Secretary Ickes' thick jaw muscles bulged angrily. What with local real estate opposition to slum clearance projects, he had had trouble enough trying to get his housing program started. His ace-in-the-hole was FHC, an investment agency which put the Government squarely into the real estate business. Back to Comptroller McCarl went a tart letter taking exception to Mr. McCarl's legal interpretation.
Now that they were talking about legal interpretations, retorted Mr. McCarl, by what authority would Mr. Ickes pay for FHC's incorporation in Delaware last November?
"The hell with that," stormed the impatient Secretary. "I'll pay for that out of my own pocket."
In a third note, Watchdog McCarl argued that even if FHC was legal, both he and the Attorney General would have to pass on the titles to each and every parcel of land which the Government intended to buy for FHC.
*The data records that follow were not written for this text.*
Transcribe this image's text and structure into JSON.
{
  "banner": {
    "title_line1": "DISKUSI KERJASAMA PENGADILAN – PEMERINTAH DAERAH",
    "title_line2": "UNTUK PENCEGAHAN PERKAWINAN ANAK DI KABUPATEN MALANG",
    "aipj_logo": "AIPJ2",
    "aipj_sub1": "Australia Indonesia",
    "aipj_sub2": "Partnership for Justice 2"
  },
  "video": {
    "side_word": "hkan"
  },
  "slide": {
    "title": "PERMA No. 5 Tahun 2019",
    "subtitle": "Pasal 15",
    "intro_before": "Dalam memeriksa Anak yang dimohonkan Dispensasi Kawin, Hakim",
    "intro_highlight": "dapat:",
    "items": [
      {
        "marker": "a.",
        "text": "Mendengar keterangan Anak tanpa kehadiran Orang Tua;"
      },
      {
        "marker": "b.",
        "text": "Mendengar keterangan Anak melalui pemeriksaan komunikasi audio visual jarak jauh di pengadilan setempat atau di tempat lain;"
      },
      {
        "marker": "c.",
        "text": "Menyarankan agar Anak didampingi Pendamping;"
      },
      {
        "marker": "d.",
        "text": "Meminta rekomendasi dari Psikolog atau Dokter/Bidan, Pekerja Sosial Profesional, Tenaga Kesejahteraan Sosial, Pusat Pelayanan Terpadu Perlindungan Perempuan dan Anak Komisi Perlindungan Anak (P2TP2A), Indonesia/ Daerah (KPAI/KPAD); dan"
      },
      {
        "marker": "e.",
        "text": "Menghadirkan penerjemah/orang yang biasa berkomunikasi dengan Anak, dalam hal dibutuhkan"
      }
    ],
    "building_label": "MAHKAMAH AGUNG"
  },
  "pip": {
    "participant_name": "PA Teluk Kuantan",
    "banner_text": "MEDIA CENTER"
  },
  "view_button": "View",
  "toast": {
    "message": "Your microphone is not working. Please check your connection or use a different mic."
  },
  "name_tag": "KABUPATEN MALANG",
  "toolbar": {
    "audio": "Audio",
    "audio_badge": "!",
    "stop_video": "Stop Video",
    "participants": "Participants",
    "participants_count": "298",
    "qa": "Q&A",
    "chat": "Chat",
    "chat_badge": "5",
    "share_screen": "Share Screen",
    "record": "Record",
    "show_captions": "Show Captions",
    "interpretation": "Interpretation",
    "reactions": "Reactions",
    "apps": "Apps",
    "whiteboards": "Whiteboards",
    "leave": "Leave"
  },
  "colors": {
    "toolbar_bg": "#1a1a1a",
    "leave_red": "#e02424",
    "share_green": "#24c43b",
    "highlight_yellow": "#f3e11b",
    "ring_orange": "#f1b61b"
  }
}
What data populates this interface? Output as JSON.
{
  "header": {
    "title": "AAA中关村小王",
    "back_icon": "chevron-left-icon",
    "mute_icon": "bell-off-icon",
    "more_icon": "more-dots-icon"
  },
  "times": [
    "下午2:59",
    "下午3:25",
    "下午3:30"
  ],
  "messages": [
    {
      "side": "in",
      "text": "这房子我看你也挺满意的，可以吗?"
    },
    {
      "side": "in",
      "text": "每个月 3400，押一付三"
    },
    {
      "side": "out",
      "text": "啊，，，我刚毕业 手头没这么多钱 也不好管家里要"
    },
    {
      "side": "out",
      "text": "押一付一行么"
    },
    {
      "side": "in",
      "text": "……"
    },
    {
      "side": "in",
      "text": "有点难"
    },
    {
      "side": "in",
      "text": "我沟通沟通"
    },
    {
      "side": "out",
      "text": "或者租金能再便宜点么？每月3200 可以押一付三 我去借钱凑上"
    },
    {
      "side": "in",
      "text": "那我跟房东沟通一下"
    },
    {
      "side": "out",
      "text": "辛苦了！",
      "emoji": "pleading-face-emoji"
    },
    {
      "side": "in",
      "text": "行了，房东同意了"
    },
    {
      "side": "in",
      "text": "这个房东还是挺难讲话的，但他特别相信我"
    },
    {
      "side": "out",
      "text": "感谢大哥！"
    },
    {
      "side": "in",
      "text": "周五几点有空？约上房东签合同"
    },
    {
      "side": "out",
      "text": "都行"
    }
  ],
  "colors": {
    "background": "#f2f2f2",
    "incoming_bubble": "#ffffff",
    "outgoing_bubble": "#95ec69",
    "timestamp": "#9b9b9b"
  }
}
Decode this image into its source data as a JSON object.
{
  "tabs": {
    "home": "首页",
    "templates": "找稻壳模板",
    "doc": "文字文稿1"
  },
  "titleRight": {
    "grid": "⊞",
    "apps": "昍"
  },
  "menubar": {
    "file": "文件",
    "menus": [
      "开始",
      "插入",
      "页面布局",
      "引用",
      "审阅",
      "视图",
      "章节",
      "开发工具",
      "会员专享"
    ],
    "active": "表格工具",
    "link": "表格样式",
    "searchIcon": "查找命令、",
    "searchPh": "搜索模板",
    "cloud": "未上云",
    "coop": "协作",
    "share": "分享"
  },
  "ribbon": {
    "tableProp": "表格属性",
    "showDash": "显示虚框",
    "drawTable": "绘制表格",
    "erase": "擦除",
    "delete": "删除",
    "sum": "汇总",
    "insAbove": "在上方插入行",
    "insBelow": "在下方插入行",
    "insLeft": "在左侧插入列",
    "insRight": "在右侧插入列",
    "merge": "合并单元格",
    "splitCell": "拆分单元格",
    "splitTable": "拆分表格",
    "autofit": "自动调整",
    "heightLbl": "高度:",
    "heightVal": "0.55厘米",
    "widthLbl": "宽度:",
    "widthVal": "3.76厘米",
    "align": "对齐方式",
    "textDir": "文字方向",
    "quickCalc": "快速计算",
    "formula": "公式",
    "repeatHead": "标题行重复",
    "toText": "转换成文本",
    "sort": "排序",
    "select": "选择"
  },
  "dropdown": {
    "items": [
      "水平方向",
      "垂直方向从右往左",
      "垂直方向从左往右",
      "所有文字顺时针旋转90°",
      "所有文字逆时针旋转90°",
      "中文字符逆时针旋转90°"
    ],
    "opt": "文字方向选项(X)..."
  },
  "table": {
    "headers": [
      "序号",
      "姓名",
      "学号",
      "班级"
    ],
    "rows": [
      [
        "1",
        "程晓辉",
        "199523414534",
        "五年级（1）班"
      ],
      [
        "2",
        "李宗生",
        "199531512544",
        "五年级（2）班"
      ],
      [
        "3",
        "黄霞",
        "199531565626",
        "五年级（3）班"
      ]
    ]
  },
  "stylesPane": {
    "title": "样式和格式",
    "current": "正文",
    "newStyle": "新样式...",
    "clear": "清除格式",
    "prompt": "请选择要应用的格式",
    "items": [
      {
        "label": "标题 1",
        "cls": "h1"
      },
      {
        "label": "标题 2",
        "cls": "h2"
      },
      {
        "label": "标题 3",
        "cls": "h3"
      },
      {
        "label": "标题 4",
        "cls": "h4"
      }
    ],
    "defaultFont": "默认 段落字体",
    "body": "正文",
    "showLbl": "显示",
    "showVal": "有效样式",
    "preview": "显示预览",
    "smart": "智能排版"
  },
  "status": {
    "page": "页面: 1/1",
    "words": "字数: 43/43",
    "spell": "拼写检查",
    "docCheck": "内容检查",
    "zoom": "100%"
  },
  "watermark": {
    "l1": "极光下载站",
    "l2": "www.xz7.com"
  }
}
At that Secretary Ickes blew up: "McCarl says the framers of the Constitution never contemplated that a corporation of this sort would be set up, and that therefore it can't be done. . . . The Comptroller General has ruled that he must be advised in advance about every transaction. He wants to know where the properties are, whether the price is a fair one and, in addition, he says each title must be examined by the Attorney General's office. In some tracts there are hundreds of small parcels, and the Attorney General would not have time to do anything else under this ruling!"
Later: "Maybe I ought not to talk this way about another Government official."
That afternoon Secretary Ickes took his troubles to the President, who was also deeply interested in the Comptroller's opinion because it might invalidate potent but as yet little used Federal Surplus Relief Corp., another potentially permanent investment agency under the temporary Recovery Act. When Secretary Ickes left the White House he was in calmer mood. Said he: "We will work the matter out all right." If Watchdog McCarl would not change his mind and sign the FHC warrants. Congress would be asked for fresh law on the subject.